The AccessText process begins when an institution enters a request for an electronic file for one of the publisher’s titles. The system automatically sends an email to the publisher’s staff letting them know a new request has been made. The publisher can then approve the request and fulfill it all from the dashboard with a few clicks. The system can also be customized by the publisher to auto-fulfill requests and not send out emails. The publisher can view all activity at any time by viewing their dashboard.

Publishers can manage the information about their titles right from the dashboard. The system is designed to give each publisher maximum flexibility in how it manages its control of rights, permissions, and access down to the title and/or school level. They can add titles and edit title information, as needed. All requests from colleges are tracked by title, and many reports are available to show the current number of requests and their status. The system is fully secure and password protected.

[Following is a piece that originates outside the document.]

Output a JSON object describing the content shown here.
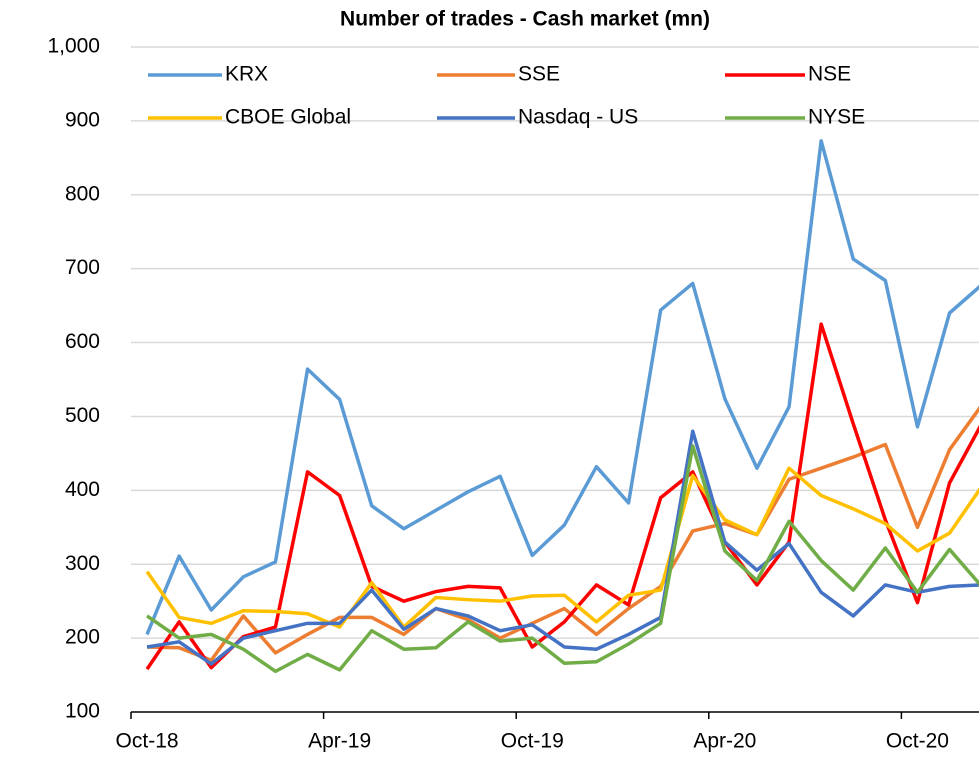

College and university students with disabilities that impair their ability to read printed texts are working with their school's (DSP) to obtain accessible electronic files for their textbooks. The Association of American Publishers (AAP) developed the AccessText Network (ATN) to improve this process for publishers, postsecondary institutions, and students.

The mission of AccessText is to provide a simple, efficient, and flexible method for processing file and permission requests from colleges and universities. Eight charter publishers, working through the AAP, donated funds to develop and operate AccessText. The AAP provides funding for ATN’s continued operation. The AAP selected AMAC Accessibility, an initiative of the University System of Georgia, to operate the AccessText Network.

Benefits for Publishers

  • Member publishers will be able to more efficiently and securely manage the constantly increasing number of requests for files and permissions. The AccessText application enables publishers to track requests from a dashboard that shows all pending and completed requests.
  • All participating schools (“members”) are screened for eligibility by ATN staff before they are allowed to place requests through the AccessText system. Publishers can click on the profile of any requesting school to see their full details and contact information.
  • The AccessText staff works closely with publishers to ensure the system meets their needs and is secure and easy to use. Training and support is available on the web and by email and phone.
  • Publishers are provided with multiple fulfillment methods. One of which is a complimentary Stored File system where a publisher may opt to have all requests for that file auto-fulfilled greatly reducing workload. Publishers may also opt to fulfill via an email or via their own ftp site or via ATN's complimentary FTP.
  • Voluntary participation by publishers with AccessText is a proactive measure to reduce the justification for state legislatures to pass conflicting textbook laws.
  • AccessText will help academic publishers better understand the needs of students with disabilities, which will be increasingly important as more K-12 students who have used NIMAS-based books begin to enter college.


AccessText is a proactive measure to ensure students with disabilities are not discriminated against as instructional technology advances.